11. Telegraphic connection with Victoria was interrupted on the 15th May, 1893, from 10.57 a. to 6.50 p.; from the 16th May at 1 p. to the 17th May at 7.30 a.; on the 20th May, from 2.15 p. to 4.30 p.; on the 16th July, from 1 p. to 4.20 p.; on the 29th September, from noon to 6 p.; from the 2nd October at 7 a. to the 6th October at 1.30 p. Interruptions occurred therefore on 11 days and, of course, also during thunderstorms. Telephonic connection between the look-out on the Peak and the Post Office in Victoria (for transmitting observations every hour to the Observatory) was interrupted from the 11th August at 2 p. to the 13th August at 3 p.; from the 29th September at 6 a. to the 30th September at 6 a.; from the 2nd October at 6 a. to the 14th October at. 6 a.; from 11 a. to 6 p. on the 25th October; from 11th November at 9 a. to the 12th November at 6 a., from 24th November at 9 a. to the 26th November at 6 a., and from 27th December at 5 p. to the 28th December at 9 a., i.e., on 26 days as well as during thunderstorms.

12. Telegrams giving information about typhoons were issued on 87 days. The Red Drum was hoisted 7 times, Red Ball 2, Red North Cone 6, Red South Cone 2, Black Drum 2, Black Ball 3, Black North Cone 2, Black South Cone 4, Lanterns (vertically) 1. The Gun was fired one round 4 times, and two rounds 1 time.
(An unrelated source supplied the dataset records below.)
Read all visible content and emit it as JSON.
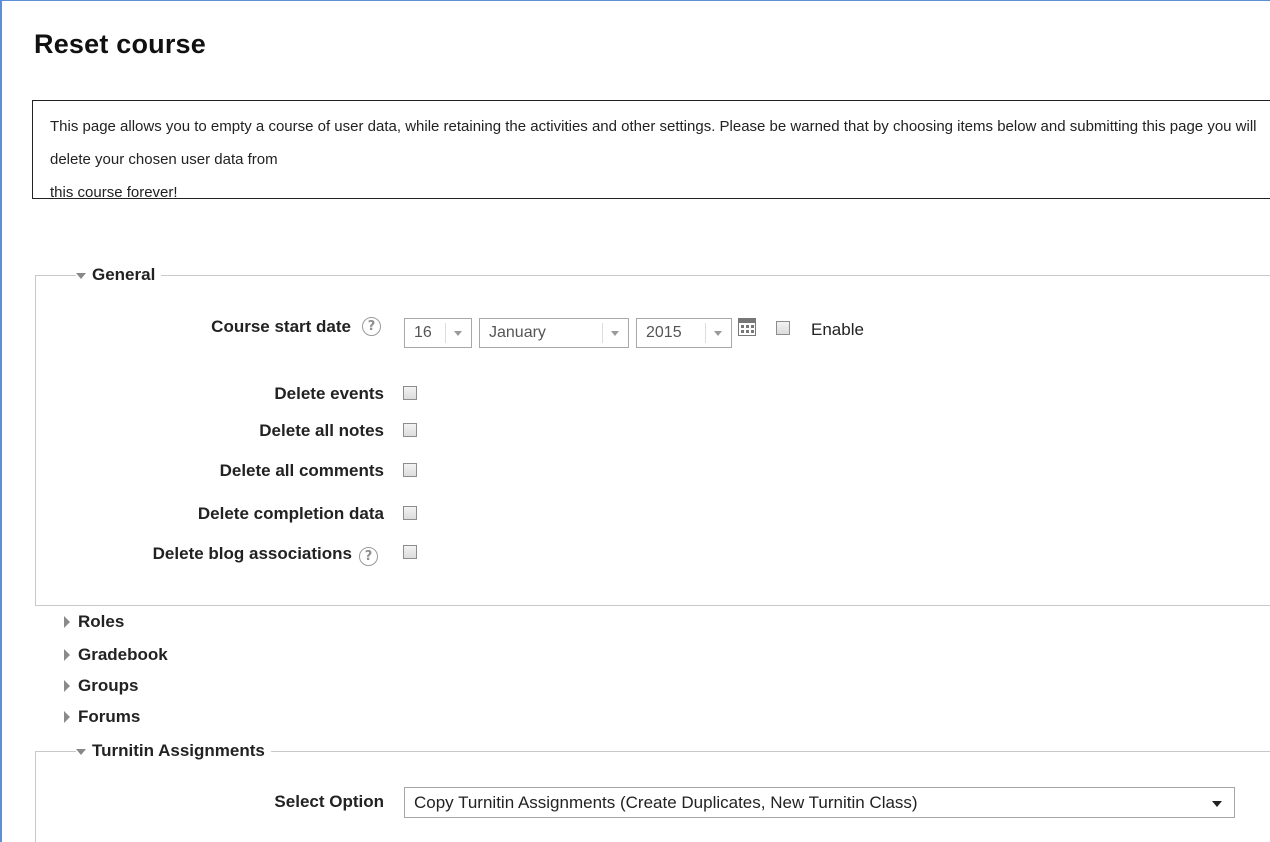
{
  "page": {
    "title": "Reset course",
    "intro_line1": "This page allows you to empty a course of user data, while retaining the activities and other settings. Please be warned that by choosing items below and submitting this page you will delete your chosen user data from",
    "intro_line2": "this course forever!"
  },
  "general": {
    "legend": "General",
    "course_start_date_label": "Course start date",
    "day": "16",
    "month": "January",
    "year": "2015",
    "enable_label": "Enable",
    "checkbox_items": [
      {
        "label": "Delete events"
      },
      {
        "label": "Delete all notes"
      },
      {
        "label": "Delete all comments"
      },
      {
        "label": "Delete completion data"
      },
      {
        "label": "Delete blog associations"
      }
    ]
  },
  "sections": {
    "roles": "Roles",
    "gradebook": "Gradebook",
    "groups": "Groups",
    "forums": "Forums"
  },
  "turnitin": {
    "legend": "Turnitin Assignments",
    "select_label": "Select Option",
    "selected_value": "Copy Turnitin Assignments (Create Duplicates, New Turnitin Class)"
  },
  "icons": {
    "help": "help-icon",
    "calendar": "calendar-icon",
    "expand": "triangle-down-icon",
    "collapse": "triangle-right-icon"
  },
  "colors": {
    "frame_border": "#5b8fd6",
    "fieldset_border": "#c9c9c9"
  }
}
13. During 1893, in addition to meteorological registers kept at about 40 stations on shore, 672 ship-logs with entries during typhoons have been received. 284 were forwarded by Captains, 388 were copied on board ship in the harbour. The ship-logs, collected in 1893, were thus distributed: for 1891, 1 log; for 1892, 16 logs; for 1893, 655 logs. The total number of ships, whose log-books have been made use of, was 289. The total number of days' observations was 8174. This number might with advantage be increased. The difficulty is, that we are all so closely engaged in the Observatory, that no more than one of us at a time can be spared for visiting ships in the harbour, and he can devote only half his hours of duty to work afloat. Every vessel entering the harbour ought to be boarded, and every log-book found to be properly kept ought to be copied. That would be useful for storm-warnings.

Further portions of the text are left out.